The alleged victim had no answer.
“On two occasions in your statement you asked to use the telephone. Why didn’t you include his response that he didn’t have a phone?”
This question was asked twice. The alleged victim failed to give an answer.
Miss Smith read her 999 call: “I went in to use his phone. He kissed me all over and said I’m the Monkton slut’. Why didn’t you tell 999 what happened?”
She replied: “I know what happened”.
Miss Smith said: “You have given different accounts. There is nothing in your statement about him calling you the Monkton slut. It’s inconsistent and isn’t in your statement because it didn’t happen. The defendant’s case is you came to speak about your children”.
The alleged victim screamed: “Leave my children out of this!”
Miss Smith continued saying: “He put his hands over your shoulder to comfort you,” and was cut off by the alleged victim shouting “He was putting his hand all over me”.
Miss Smith replied: “Was he? You’ve never said that before. You’ve previously said ‘he had his arms around me’. Where did he actually have his hands?”

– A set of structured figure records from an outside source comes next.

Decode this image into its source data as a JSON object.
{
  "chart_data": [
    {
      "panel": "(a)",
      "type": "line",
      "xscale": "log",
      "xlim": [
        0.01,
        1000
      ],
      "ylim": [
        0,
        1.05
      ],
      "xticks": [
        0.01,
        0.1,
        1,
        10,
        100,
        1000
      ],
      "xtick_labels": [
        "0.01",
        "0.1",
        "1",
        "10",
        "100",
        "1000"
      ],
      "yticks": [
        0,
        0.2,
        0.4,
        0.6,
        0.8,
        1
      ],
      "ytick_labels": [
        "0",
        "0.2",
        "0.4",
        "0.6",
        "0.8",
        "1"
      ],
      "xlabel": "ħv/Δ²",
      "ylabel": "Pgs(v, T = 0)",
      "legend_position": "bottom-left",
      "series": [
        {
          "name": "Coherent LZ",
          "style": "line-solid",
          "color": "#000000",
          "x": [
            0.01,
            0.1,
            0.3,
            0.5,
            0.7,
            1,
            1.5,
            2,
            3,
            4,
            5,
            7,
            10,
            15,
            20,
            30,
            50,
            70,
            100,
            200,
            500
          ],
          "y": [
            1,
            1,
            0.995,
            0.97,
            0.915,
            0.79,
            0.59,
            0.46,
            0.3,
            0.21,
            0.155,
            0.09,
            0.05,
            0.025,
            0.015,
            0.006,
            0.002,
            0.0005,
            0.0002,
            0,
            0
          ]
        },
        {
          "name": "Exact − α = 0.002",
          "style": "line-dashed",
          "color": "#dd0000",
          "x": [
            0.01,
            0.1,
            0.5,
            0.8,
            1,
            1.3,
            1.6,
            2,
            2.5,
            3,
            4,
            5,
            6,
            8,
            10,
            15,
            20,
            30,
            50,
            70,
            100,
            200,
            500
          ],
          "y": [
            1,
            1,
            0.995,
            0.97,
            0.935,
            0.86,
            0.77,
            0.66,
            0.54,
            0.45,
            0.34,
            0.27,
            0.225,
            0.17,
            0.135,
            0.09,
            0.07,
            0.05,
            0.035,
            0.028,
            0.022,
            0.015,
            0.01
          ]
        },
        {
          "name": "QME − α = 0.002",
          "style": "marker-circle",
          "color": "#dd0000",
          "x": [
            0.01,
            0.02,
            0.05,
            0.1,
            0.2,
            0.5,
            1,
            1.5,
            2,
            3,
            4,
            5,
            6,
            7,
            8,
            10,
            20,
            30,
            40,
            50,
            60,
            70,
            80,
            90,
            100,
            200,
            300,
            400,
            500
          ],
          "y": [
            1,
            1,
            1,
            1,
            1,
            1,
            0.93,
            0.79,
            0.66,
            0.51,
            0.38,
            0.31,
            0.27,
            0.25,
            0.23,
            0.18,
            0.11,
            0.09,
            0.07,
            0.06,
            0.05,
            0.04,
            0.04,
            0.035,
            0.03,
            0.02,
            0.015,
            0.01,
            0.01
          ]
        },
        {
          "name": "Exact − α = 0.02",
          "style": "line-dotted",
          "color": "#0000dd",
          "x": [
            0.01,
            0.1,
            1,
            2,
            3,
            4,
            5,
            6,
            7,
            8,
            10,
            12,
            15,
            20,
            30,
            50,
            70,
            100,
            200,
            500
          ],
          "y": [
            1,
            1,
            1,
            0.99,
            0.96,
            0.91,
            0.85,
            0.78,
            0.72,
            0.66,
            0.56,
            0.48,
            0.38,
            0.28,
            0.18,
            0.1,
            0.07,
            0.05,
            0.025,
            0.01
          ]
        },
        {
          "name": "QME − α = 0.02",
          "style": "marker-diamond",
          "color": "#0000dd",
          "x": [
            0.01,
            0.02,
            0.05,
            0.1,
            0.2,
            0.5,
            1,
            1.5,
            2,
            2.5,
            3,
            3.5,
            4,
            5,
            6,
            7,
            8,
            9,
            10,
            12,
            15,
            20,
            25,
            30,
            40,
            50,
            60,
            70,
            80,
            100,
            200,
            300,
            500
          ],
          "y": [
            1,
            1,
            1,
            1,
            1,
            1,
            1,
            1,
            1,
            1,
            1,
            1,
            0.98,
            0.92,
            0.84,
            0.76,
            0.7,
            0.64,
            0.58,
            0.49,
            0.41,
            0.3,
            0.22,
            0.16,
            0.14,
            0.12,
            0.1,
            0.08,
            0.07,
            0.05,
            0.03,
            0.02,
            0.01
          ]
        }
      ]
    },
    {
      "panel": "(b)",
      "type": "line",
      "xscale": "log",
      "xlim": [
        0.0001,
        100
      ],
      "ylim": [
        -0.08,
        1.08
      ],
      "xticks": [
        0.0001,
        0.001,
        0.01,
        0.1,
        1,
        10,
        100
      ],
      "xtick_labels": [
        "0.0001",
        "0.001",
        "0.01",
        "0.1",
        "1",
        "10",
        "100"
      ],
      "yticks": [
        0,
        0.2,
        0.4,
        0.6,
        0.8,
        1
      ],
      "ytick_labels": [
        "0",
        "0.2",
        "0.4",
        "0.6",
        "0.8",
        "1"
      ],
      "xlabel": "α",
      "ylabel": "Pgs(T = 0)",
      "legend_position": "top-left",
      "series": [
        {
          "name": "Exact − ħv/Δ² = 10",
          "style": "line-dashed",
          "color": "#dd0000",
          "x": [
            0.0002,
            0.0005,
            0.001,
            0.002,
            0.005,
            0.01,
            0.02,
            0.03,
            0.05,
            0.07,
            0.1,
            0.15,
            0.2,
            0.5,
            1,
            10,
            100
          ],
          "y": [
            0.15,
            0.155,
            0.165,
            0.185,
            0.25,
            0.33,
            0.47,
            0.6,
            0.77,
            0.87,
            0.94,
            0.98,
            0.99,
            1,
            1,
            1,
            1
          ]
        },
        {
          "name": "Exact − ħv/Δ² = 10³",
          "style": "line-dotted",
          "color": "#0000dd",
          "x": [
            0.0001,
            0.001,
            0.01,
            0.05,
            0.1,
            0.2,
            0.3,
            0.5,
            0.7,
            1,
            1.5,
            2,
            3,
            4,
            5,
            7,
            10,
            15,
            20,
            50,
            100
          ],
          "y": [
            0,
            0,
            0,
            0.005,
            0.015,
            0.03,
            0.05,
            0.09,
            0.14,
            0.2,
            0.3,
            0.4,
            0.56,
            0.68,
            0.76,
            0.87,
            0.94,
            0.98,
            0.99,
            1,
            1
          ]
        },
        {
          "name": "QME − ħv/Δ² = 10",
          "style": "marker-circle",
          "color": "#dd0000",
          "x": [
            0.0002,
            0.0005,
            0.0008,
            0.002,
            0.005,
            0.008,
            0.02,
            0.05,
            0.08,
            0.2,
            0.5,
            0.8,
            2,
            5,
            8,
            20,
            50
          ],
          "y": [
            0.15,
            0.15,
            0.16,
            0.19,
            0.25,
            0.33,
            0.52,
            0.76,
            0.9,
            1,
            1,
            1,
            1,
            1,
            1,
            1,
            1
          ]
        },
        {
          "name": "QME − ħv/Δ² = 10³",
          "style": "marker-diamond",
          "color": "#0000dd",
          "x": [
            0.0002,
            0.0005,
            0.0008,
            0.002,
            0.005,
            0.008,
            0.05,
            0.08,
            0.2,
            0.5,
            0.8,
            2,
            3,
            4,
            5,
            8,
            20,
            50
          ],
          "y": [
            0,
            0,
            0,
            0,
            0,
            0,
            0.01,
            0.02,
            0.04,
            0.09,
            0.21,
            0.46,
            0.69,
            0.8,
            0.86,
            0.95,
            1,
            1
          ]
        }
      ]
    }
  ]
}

Her reply was: “You’re female, you should know”.
There was a pause before Miss Smith continued: “’He had his arms around me and I couldn’t move’. Where on your body did he have his hands? This defendant has been charged with extremely serious offences and I need to establish exactly what happened. Had you been drinking May 23?”
The alleged victim denied this. Miss Smith asked: “Why were you refusing to give your name?”
Her reply was: “Because the coppers know me”.
Miss Smith said: “In the incident on May 25 you were on the phone and you had just put the receiver down, and you state ‘he was right behind me. He put his arms around my waist and said we’ve got to finish what we started’. You made no mention about the comments he made over the phone. Upon being asked by Miss Smith if she claims to have told Mr Colfer to ‘sod off’ with reference to the alleged incident on May 25, she said: “Yes. Any more language? Because I’ve got plenty” and later said “I am having enough of you!”
Prosecuting, David Weale read out Mr Colfer’s statement: “She came to my house about her children, and she was crying a lot saying she is not allowed to see her children. I put my arms around her and gave her a kiss on the lips and her cheek. It lit her up a bit. It put a smile back on her face. When a woman’s in distress you give them a cuddle, in a way she gave me permission. I couldn’t help her with her problem. She did not ask to use the landline, and she left around 10 or 15 minutes after the kiss. “I didn’t call her a slut. I saw her to the door and waved goodbye. I’m 78 years of age, I lost that long ago. In the second incident I didn’t see her that day. I got off the bus around 5pm and I walked past the phone box on the way home, and I did not see anyone.”
Miss Smith pointed out in her final submission that it is concerning that there were no other eye witnesses to back up her account of what happened May 25 and that her evidence falls short.
Magistrates found Mr Colfer not guilty, and told the court: “We do not believe beyond a reasonable doubt that a sexual assault took place on either occasion”.’